Wachid menambahkan, di Lapas Cipinang terus diperkuat melalui pengawasan berlapis, deteksi dini, razia rutin, serta penindakan tegas terhadap setiap pelanggaran. Pihaknya pun tak ada toleransi terhadap narkoba, handphone ilegal, maupun berbagai bentuk penyimpangan lainnya.
"Jika dalam proses pendalaman ditemukan adanya keterlibatan pihak lain, termasuk petugas, akan kami tindak tegas sesuai aturan dan ketentuan hukum yang berlaku,” ungkap Wachid.
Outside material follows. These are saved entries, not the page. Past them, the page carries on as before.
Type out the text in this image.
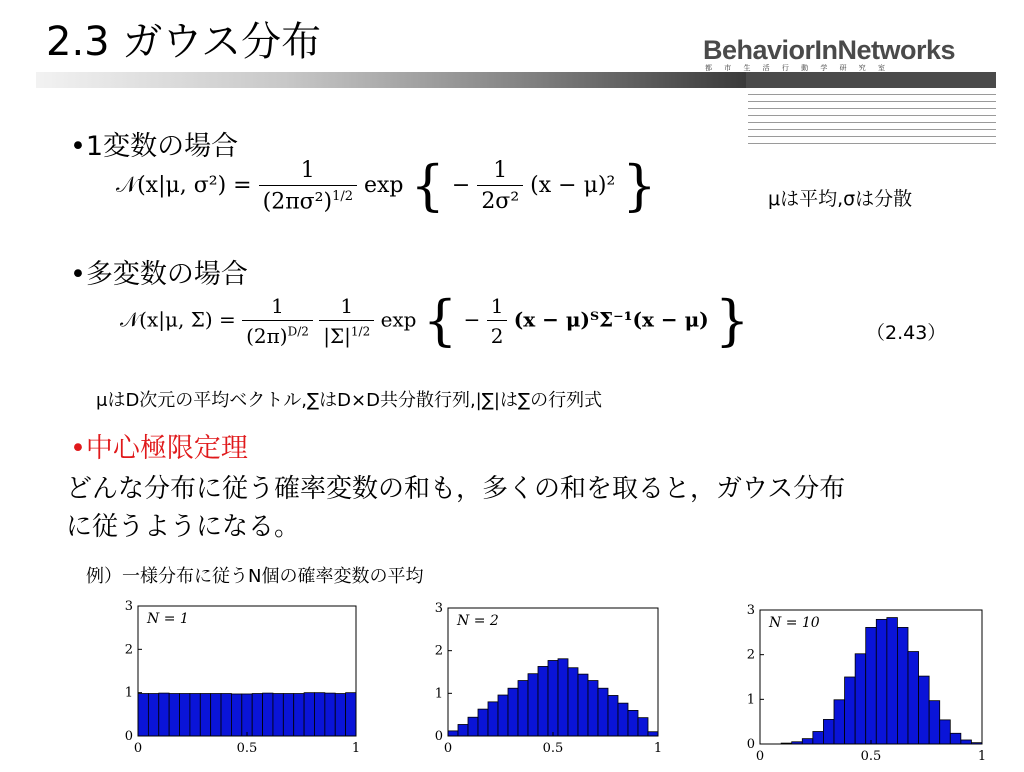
2.3 ガウス分布	BehaviorInNetworks
都 市 生 活 行 動 学 研 究 室
•1変数の場合
𝒩(x|μ, $\sigma^2) = \frac{1}{(2\pi\sigma^2)^{1/2}}$ exp { − $\frac{1}{\text{2σ²}} (x - \mu)^2$ }	μは平均,σは分散
•多変数の場合
𝒩(x|μ, $\Sigma) = \frac{1}{(2\pi)^{D/2}}$
$\frac{1}{|\Sigma|^{1/2}}$ exp { − $\frac{1}{2} (x$ − μ)ᵀΣ⁻¹(x − μ) }	（2.43）
μはD次元の平均ベクトル,∑はD×D共分散行列,|∑|は∑の行列式
•中心極限定理
どんな分布に従う確率変数の和も，多くの和を取ると，ガウス分布
に従うようになる。
例）一様分布に従うN個の確率変数の平均
0
1
2
3
0	0.5	1
N = 1
0
1
2
3
0	0.5	1
N = 2
0
1
2
3
0	0.5	1
N = 10
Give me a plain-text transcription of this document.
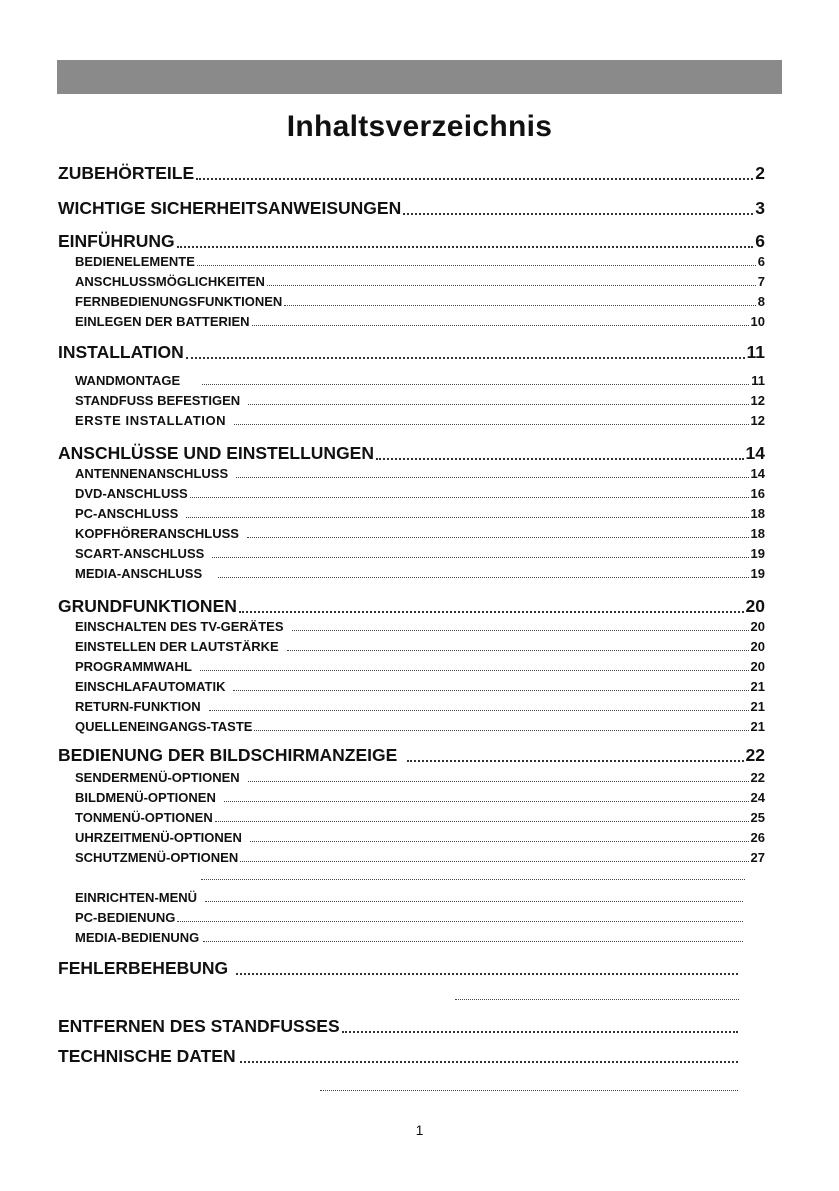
Inhaltsverzeichnis
ZUBEHÖRTEILE	2
WICHTIGE SICHERHEITSANWEISUNGEN	3
EINFÜHRUNG	6
BEDIENELEMENTE	6
ANSCHLUSSMÖGLICHKEITEN	7
FERNBEDIENUNGSFUNKTIONEN	8
EINLEGEN DER BATTERIEN	10
INSTALLATION	11
WANDMONTAGE	11
STANDFUSS BEFESTIGEN	12
ERSTE INSTALLATION	12
ANSCHLÜSSE UND EINSTELLUNGEN	14
ANTENNENANSCHLUSS	14
DVD-ANSCHLUSS	16
PC-ANSCHLUSS	18
KOPFHÖRERANSCHLUSS	18
SCART-ANSCHLUSS	19
MEDIA-ANSCHLUSS	19
GRUNDFUNKTIONEN	20
EINSCHALTEN DES TV-GERÄTES	20
EINSTELLEN DER LAUTSTÄRKE	20
PROGRAMMWAHL	20
EINSCHLAFAUTOMATIK	21
RETURN-FUNKTION	21
QUELLENEINGANGS-TASTE	21
BEDIENUNG DER BILDSCHIRMANZEIGE	22
SENDERMENÜ-OPTIONEN	22
BILDMENÜ-OPTIONEN	24
TONMENÜ-OPTIONEN	25
UHRZEITMENÜ-OPTIONEN	26
SCHUTZMENÜ-OPTIONEN	27
EINRICHTEN-MENÜ
PC-BEDIENUNG
MEDIA-BEDIENUNG
FEHLERBEHEBUNG
ENTFERNEN DES STANDFUSSES
TECHNISCHE DATEN
1
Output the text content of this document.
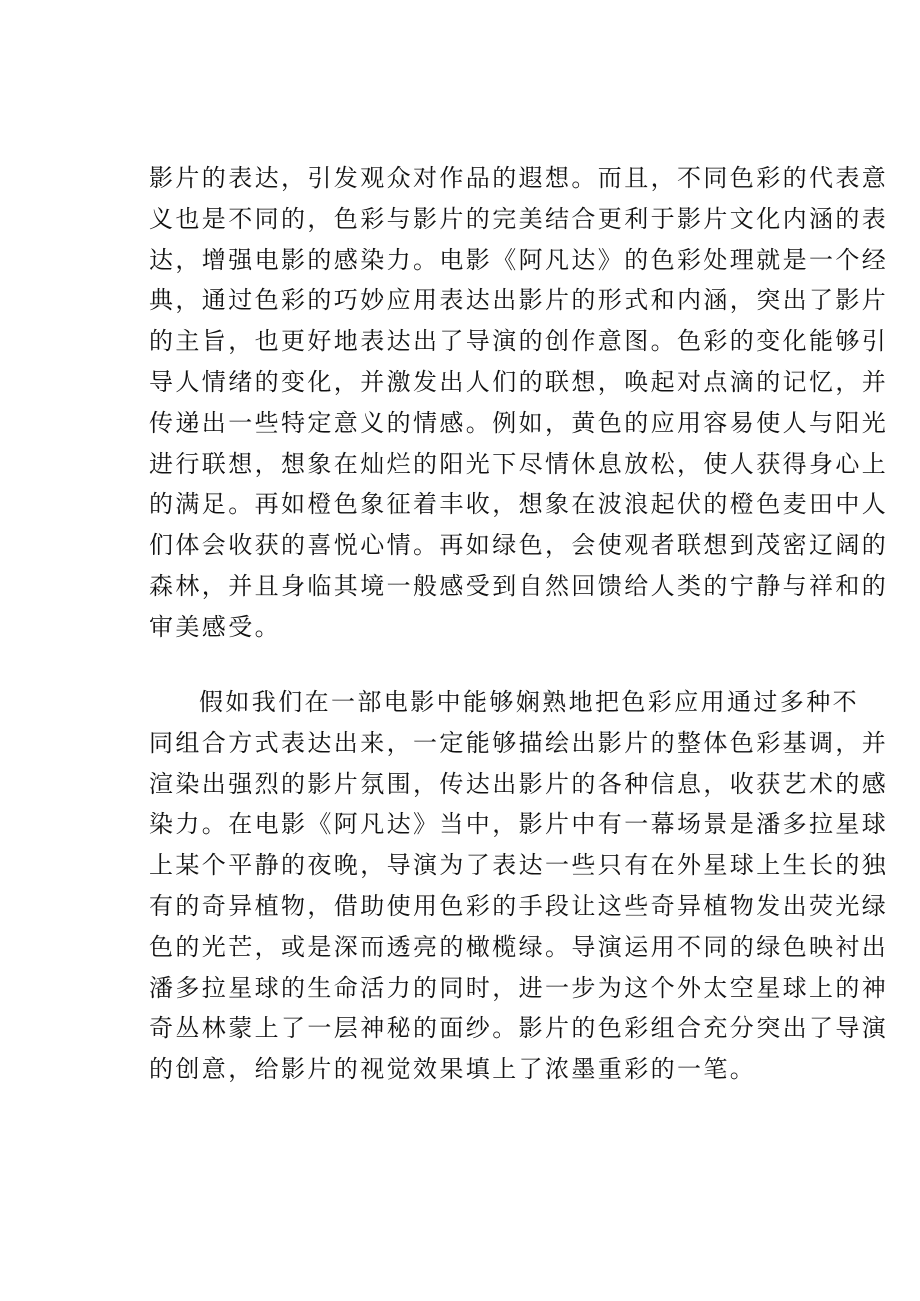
影片的表达，引发观众对作品的遐想。而且，不同色彩的代表意
义也是不同的，色彩与影片的完美结合更利于影片文化内涵的表
达，增强电影的感染力。电影《阿凡达》的色彩处理就是一个经
典，通过色彩的巧妙应用表达出影片的形式和内涵，突出了影片
的主旨，也更好地表达出了导演的创作意图。色彩的变化能够引
导人情绪的变化，并激发出人们的联想，唤起对点滴的记忆，并
传递出一些特定意义的情感。例如，黄色的应用容易使人与阳光
进行联想，想象在灿烂的阳光下尽情休息放松，使人获得身心上
的满足。再如橙色象征着丰收，想象在波浪起伏的橙色麦田中人
们体会收获的喜悦心情。再如绿色，会使观者联想到茂密辽阔的
森林，并且身临其境一般感受到自然回馈给人类的宁静与祥和的
审美感受。
假如我们在一部电影中能够娴熟地把色彩应用通过多种不
同组合方式表达出来，一定能够描绘出影片的整体色彩基调，并
渲染出强烈的影片氛围，传达出影片的各种信息，收获艺术的感
染力。在电影《阿凡达》当中，影片中有一幕场景是潘多拉星球
上某个平静的夜晚，导演为了表达一些只有在外星球上生长的独
有的奇异植物，借助使用色彩的手段让这些奇异植物发出荧光绿
色的光芒，或是深而透亮的橄榄绿。导演运用不同的绿色映衬出
潘多拉星球的生命活力的同时，进一步为这个外太空星球上的神
奇丛林蒙上了一层神秘的面纱。影片的色彩组合充分突出了导演
的创意，给影片的视觉效果填上了浓墨重彩的一笔。
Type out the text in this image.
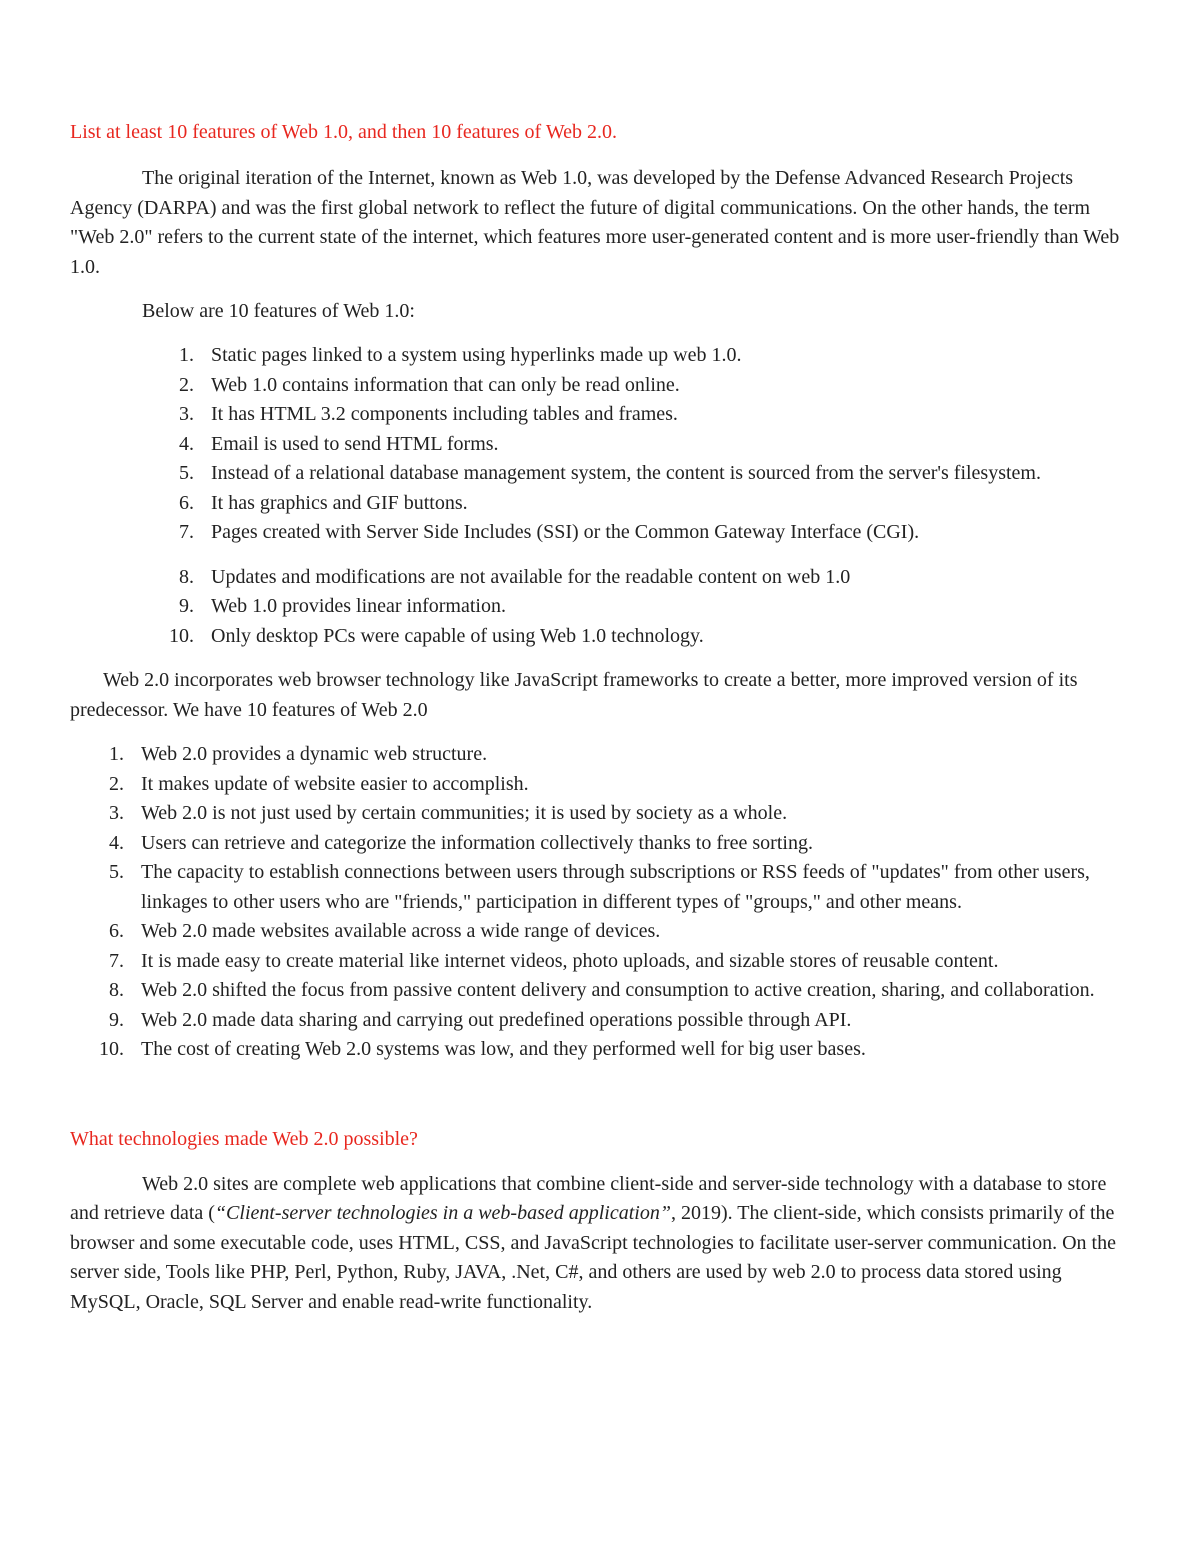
List at least 10 features of Web 1.0, and then 10 features of Web 2.0.

The original iteration of the Internet, known as Web 1.0, was developed by the Defense Advanced Research Projects Agency (DARPA) and was the first global network to reflect the future of digital communications. On the other hands, the term "Web 2.0" refers to the current state of the internet, which features more user-generated content and is more user-friendly than Web 1.0.

Below are 10 features of Web 1.0:

1. Static pages linked to a system using hyperlinks made up web 1.0.
2. Web 1.0 contains information that can only be read online.
3. It has HTML 3.2 components including tables and frames.
4. Email is used to send HTML forms.
5. Instead of a relational database management system, the content is sourced from the server's filesystem.
6. It has graphics and GIF buttons.
7. Pages created with Server Side Includes (SSI) or the Common Gateway Interface (CGI).
8. Updates and modifications are not available for the readable content on web 1.0
9. Web 1.0 provides linear information.
10. Only desktop PCs were capable of using Web 1.0 technology.

Web 2.0 incorporates web browser technology like JavaScript frameworks to create a better, more improved version of its predecessor. We have 10 features of Web 2.0

1. Web 2.0 provides a dynamic web structure.
2. It makes update of website easier to accomplish.
3. Web 2.0 is not just used by certain communities; it is used by society as a whole.
4. Users can retrieve and categorize the information collectively thanks to free sorting.
5. The capacity to establish connections between users through subscriptions or RSS feeds of "updates" from other users, linkages to other users who are "friends," participation in different types of "groups," and other means.
6. Web 2.0 made websites available across a wide range of devices.
7. It is made easy to create material like internet videos, photo uploads, and sizable stores of reusable content.
8. Web 2.0 shifted the focus from passive content delivery and consumption to active creation, sharing, and collaboration.
9. Web 2.0 made data sharing and carrying out predefined operations possible through API.
10. The cost of creating Web 2.0 systems was low, and they performed well for big user bases.

What technologies made Web 2.0 possible?

Web 2.0 sites are complete web applications that combine client-side and server-side technology with a database to store and retrieve data (“Client-server technologies in a web-based application”, 2019). The client-side, which consists primarily of the browser and some executable code, uses HTML, CSS, and JavaScript technologies to facilitate user-server communication. On the server side, Tools like PHP, Perl, Python, Ruby, JAVA, .Net, C#, and others are used by web 2.0 to process data stored using MySQL, Oracle, SQL Server and enable read-write functionality.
Sebelumnya, Ketua Tim Satgas NIC Kombes Pol Kevin Leleury mengatakan, pengungkapan kasus yang didapat dari sejumlah tempat hiburan malam, merupakan hasil kordinasi dan kerjasama dengan pihak lapas kelas 1 Cipinang. "Pengungkapan ini merupakan hasil kordinasi yang baik dengan pihak lapas sehingga kasus peredaran ekstasi dan Vape mengandung etomidate bisa diungkap dengan cepat," ujarnya.
Dikatakan Kevin, ketika pihaknya mendapat informasi dan dilakukan pemeriksaan awal terhadap jaringan narkotika ini, pihaknya langsung berkerja sama dengan pihak lapas. Pasalnya, para pelaku merupakan jaringan teroganisir yang selama ini menjalankan bisnis haramnya. "Saat ini para pelaku dengan sejumlah barang bukti sudah kami amankan untuk penyelidikan lebih lanjut," ungkapnya.